For a scary motherfucker he's a really nice guy
| Barber: | 24's a good age. No wife to worry about. |
| Me: | No. Girlfriend, though. |
| Barber: | Oh, Hungarian? |
| Me: | Danish. |
| Barber: | Hmm? |
| Me: | Denmark. |
| Barber: | Oh, right. Copenhagen. Worked there for a while. Nice city, except for the bicycles. |
“
Most mimes are trapped in tiny boxes. But not [Foxbat]; he needs one big enough for his ego.
Fresh and clean
| Colleague 1: | I love how it's 2 pm, and you're rolling around the office with a cup of coffee looking like you just got up. |
| Colleague 2: | Actually I was going to say that I think you look good today... compared to how you usually do. It's all relative. |
And a student of mine had to cancel his lesson...
| Student: | I'm going out of town with my girlfriend next week. |
| Me: | (Thinking he had misspoke) Oh, your wife? |
| Student: | Well, she won't be there. |
During today's lesson we talked about twitter, and I found honesty.

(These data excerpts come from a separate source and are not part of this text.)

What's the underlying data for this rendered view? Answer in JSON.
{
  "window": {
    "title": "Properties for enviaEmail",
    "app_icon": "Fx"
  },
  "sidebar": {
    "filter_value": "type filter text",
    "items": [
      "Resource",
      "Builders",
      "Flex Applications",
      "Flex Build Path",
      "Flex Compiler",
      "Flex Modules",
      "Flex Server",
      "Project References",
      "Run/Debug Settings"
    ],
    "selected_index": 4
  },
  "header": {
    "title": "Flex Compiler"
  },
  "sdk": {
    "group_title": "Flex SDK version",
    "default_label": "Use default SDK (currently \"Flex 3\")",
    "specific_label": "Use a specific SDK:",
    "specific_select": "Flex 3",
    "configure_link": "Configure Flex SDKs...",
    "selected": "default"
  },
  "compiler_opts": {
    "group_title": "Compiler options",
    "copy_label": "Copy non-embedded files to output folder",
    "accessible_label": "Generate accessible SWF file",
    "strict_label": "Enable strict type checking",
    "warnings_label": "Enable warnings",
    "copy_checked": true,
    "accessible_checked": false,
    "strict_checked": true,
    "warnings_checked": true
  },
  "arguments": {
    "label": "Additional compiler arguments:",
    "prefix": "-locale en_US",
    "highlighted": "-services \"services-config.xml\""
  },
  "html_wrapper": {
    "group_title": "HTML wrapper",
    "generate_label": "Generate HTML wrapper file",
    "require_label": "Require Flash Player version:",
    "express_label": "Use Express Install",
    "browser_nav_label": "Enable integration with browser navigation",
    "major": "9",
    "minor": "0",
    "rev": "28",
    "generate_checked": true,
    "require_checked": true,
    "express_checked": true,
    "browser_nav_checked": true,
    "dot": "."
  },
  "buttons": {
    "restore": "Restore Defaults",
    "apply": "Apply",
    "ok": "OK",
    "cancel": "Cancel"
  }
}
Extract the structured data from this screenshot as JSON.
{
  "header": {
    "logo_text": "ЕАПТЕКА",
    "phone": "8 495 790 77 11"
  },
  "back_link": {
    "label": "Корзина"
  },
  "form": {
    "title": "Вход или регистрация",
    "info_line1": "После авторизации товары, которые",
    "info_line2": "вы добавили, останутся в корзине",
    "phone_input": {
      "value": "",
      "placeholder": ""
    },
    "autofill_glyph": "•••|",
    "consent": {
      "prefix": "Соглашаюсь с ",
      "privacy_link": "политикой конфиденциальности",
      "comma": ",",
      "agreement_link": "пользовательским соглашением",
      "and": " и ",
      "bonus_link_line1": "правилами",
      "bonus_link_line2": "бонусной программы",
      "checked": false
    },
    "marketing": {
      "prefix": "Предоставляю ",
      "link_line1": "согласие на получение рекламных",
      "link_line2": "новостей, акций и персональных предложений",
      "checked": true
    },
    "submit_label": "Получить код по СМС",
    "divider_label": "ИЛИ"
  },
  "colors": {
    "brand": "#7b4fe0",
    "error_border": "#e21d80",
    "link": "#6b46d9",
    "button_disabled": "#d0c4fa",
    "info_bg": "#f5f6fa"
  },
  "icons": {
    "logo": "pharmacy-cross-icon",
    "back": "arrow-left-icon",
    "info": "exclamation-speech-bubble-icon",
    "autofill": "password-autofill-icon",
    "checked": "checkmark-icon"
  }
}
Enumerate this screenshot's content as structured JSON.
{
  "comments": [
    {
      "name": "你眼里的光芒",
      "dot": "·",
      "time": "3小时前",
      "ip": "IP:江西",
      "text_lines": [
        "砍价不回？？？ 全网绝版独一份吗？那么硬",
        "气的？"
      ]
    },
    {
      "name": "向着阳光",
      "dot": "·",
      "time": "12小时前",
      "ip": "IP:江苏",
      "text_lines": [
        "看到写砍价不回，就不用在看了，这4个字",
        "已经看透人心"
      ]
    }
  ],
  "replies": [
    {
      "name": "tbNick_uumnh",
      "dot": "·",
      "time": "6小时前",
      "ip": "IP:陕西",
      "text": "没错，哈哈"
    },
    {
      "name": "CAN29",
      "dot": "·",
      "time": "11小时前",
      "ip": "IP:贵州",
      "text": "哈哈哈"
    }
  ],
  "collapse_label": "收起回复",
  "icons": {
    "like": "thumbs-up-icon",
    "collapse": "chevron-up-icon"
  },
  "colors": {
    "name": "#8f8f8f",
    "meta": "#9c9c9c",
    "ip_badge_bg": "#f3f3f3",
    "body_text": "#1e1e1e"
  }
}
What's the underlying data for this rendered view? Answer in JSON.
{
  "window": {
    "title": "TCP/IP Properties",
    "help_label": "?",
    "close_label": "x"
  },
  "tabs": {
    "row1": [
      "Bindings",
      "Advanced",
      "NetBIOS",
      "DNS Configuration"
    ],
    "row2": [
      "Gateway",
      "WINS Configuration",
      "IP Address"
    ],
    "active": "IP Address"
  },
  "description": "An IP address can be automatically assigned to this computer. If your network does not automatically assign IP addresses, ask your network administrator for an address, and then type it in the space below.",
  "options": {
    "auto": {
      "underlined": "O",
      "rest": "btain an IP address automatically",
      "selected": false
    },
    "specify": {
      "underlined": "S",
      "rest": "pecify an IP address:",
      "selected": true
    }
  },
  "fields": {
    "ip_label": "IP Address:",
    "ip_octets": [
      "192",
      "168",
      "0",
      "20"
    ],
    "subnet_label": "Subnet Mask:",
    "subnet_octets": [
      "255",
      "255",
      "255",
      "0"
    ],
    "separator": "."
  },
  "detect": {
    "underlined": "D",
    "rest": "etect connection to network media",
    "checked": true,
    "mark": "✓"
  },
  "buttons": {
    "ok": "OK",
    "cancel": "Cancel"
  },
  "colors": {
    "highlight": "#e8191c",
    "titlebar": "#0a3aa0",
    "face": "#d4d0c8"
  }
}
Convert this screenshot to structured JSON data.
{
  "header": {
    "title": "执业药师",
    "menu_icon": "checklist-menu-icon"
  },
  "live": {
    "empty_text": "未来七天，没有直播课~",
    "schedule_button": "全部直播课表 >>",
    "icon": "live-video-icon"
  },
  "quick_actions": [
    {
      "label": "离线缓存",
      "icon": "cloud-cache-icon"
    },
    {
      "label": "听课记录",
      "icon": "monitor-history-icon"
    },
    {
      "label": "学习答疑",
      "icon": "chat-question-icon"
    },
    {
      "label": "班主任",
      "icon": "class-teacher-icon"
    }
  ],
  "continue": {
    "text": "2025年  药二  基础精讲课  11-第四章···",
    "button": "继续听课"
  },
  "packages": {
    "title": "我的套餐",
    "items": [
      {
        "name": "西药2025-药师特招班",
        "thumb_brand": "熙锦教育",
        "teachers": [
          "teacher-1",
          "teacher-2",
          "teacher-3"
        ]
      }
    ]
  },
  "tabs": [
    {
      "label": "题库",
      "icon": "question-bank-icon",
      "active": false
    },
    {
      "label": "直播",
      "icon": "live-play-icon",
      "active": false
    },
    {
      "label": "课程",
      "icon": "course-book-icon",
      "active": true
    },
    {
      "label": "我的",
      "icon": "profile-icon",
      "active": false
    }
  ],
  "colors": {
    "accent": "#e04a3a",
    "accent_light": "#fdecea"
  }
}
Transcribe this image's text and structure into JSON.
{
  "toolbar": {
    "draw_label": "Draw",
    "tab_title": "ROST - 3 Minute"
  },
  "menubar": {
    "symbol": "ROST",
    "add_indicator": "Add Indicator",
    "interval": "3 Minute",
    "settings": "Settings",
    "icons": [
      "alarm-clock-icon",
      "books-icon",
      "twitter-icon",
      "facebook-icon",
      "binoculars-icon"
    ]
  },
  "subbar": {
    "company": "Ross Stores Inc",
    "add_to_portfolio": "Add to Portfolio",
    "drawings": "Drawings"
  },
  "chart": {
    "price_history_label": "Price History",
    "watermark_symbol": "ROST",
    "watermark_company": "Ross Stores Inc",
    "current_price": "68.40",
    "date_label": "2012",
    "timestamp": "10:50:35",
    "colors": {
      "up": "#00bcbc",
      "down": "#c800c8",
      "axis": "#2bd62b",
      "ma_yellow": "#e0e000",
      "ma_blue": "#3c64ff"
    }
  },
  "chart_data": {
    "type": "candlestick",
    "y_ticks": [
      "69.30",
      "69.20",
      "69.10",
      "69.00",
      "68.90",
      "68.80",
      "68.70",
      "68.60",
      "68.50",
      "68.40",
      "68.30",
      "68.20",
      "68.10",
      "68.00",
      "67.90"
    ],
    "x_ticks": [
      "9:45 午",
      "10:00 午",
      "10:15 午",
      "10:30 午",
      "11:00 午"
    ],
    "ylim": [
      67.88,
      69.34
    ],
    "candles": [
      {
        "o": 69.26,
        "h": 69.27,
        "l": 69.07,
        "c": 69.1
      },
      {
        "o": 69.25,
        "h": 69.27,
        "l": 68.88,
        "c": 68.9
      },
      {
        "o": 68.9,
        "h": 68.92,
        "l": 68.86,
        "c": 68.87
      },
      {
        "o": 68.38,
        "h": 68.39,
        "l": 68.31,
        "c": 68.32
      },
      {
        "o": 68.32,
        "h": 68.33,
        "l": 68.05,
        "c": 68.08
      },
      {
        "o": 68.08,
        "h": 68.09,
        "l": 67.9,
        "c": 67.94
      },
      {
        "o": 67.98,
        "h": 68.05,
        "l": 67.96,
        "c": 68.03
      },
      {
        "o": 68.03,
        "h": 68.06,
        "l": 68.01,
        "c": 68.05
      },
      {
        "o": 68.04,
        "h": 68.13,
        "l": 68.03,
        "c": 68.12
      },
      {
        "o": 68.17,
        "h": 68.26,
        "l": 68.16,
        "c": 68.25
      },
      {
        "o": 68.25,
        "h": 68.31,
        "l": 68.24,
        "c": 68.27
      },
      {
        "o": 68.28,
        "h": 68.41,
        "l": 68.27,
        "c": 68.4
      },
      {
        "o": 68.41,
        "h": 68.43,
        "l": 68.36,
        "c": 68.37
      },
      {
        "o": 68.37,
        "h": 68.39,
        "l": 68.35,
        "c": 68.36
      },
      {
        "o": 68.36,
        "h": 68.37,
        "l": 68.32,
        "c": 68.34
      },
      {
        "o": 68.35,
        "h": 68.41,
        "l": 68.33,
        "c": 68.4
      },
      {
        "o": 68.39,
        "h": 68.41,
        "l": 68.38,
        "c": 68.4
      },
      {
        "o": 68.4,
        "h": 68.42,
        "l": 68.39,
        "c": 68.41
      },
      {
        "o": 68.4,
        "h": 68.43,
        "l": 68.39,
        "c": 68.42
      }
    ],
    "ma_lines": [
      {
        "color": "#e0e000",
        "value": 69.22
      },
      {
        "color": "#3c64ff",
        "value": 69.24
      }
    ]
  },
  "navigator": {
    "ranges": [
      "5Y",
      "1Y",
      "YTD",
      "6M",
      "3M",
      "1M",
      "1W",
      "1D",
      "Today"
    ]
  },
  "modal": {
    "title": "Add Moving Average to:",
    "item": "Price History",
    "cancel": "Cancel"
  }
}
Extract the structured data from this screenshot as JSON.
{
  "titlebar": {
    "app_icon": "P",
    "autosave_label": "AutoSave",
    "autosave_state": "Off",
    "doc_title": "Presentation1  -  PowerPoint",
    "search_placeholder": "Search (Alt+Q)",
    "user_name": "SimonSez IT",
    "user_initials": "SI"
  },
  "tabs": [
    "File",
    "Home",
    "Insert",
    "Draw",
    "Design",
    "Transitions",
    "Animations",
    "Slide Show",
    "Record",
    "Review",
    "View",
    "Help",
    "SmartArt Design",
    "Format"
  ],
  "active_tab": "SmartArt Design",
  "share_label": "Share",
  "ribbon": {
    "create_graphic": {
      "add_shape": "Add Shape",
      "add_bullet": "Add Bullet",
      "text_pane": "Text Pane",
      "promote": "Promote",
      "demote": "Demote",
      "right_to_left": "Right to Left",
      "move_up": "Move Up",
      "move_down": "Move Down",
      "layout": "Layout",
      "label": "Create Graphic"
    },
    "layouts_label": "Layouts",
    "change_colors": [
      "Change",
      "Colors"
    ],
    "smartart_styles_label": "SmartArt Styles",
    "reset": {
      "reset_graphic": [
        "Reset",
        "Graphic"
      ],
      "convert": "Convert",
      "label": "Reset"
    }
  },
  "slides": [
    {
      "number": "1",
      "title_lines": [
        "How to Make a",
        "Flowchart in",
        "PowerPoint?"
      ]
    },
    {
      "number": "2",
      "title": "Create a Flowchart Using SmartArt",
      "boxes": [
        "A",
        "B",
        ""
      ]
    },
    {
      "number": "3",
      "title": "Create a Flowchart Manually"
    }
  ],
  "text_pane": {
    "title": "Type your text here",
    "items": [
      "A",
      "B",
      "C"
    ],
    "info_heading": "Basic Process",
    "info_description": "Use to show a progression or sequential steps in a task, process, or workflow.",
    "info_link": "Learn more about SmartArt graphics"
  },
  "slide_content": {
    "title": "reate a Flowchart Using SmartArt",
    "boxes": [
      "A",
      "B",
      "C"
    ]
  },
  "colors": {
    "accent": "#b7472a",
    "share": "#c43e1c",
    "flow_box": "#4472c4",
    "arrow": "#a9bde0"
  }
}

| Student: | Do you have a twitter? |
| Me: | No, between facebook and my blog I don't really need it. |
| Student: | You have a blog? What do you blog about? |
| Me: | Whatever's on my mind, barely comprehensible stream of consciousness stuff. Photos. Songs I like. |
| Student: | Can I read it? |
| Me: | No, it's kind of personal. |
| Student: | Why's that? |
| Me: | I mostly just blog about old girlfriends. |
I take solace in the fact that I’m at least somewhat self-aware.
Catching up
| EL: | So how are you doing over there? |
| Me: | Good for the most part. Enjoying work and stuff. A bit under the weather at the moment, though; I think my body is in open revolt. |
| EL: | Well, I've always thought your body was revolting. |
| Me: | ...Thanks kid. |
Back handed compliments and the women who give them.